Law is the discipline that studies a community’s body of rules, and how they are enforced. A wide variety of legal systems exist, with the major ones being common law, civil law, and religious law. In addition to its judicial function, law also serves the social functions of solving recurrent coordination problems, proclaiming normative expressions of communal values, and resolving disputes about facts. It also has a coercive aspect, in which the state can impose its authority on citizens through violent means.
Law reflects a society’s values, and is influenced by the culture and tradition in which it is created. The way that people live their lives, the problems they face and their aspirations for a better future shape their laws. This is why the study of law requires an understanding of a society’s history and social structure.
The study of Law covers many different areas of the subject, ranging from contracts and criminal law to property and administrative law. Oxford Reference offers a comprehensive range of concise definitions and in-depth, specialist encyclopedic entries across the full spectrum of this broad field.
In countries with common law systems, a judge or barrister will interpret and apply laws in a particular case. This means that a judge will look to past cases to decide the law, and follow the principle of stare decisis (Latin for ‘to stand by decisions’) that a previous decision should be followed in similar cases.
Civil law systems, on the other hand, are based on concepts, categories and rules derived from Roman law and canon law, supplemented or modified by local custom and culture. These legal systems, which make up about 60% of the world’s population, allow judges to adapt the rules in a jurisdiction to meet social change and new needs through interpretation and creative jurisprudence.
Ultimately, both types of legal system have their strengths and weaknesses. Common law, for example, allows judges to be the depositories of a country’s law, and Blackstone famously said that the judge is a “living oracle, bound by an oath to decide according to the law”.
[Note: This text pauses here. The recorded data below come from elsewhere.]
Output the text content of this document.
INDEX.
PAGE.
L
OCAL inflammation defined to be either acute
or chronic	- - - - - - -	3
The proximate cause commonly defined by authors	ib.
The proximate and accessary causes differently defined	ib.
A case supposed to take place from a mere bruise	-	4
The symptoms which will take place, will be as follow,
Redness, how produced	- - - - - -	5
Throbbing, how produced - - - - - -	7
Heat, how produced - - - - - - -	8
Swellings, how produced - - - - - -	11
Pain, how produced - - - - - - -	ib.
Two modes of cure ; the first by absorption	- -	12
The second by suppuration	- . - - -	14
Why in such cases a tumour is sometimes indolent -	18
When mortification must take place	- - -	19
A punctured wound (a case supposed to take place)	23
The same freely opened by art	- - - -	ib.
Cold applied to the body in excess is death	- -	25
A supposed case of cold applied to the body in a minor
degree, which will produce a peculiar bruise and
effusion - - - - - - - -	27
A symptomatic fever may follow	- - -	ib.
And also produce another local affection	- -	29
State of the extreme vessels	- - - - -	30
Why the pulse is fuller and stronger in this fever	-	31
However, this method of interpreting and applying the law is open to criticism because it can lead to inconsistent outcomes. The same is true for civil law systems, although in the latter case it can be less difficult to identify inconsistencies because of the clarity of the codes in which they are written.
The main reason for this inconsistency is the lack of a coherent theory of the nature of law, or of its place in a social context. This theory would provide a way for a judge or a researcher to know what part of the law is relevant in a given situation, and how that might be changed by changing social conditions. It would also help to define the role of other normative domains such as morality or social conventions in determining what is lawful or not. In addition, it would show how the ‘rules of law’ can be compared to other domains such as physics (as in a law of gravity), biology or even social science.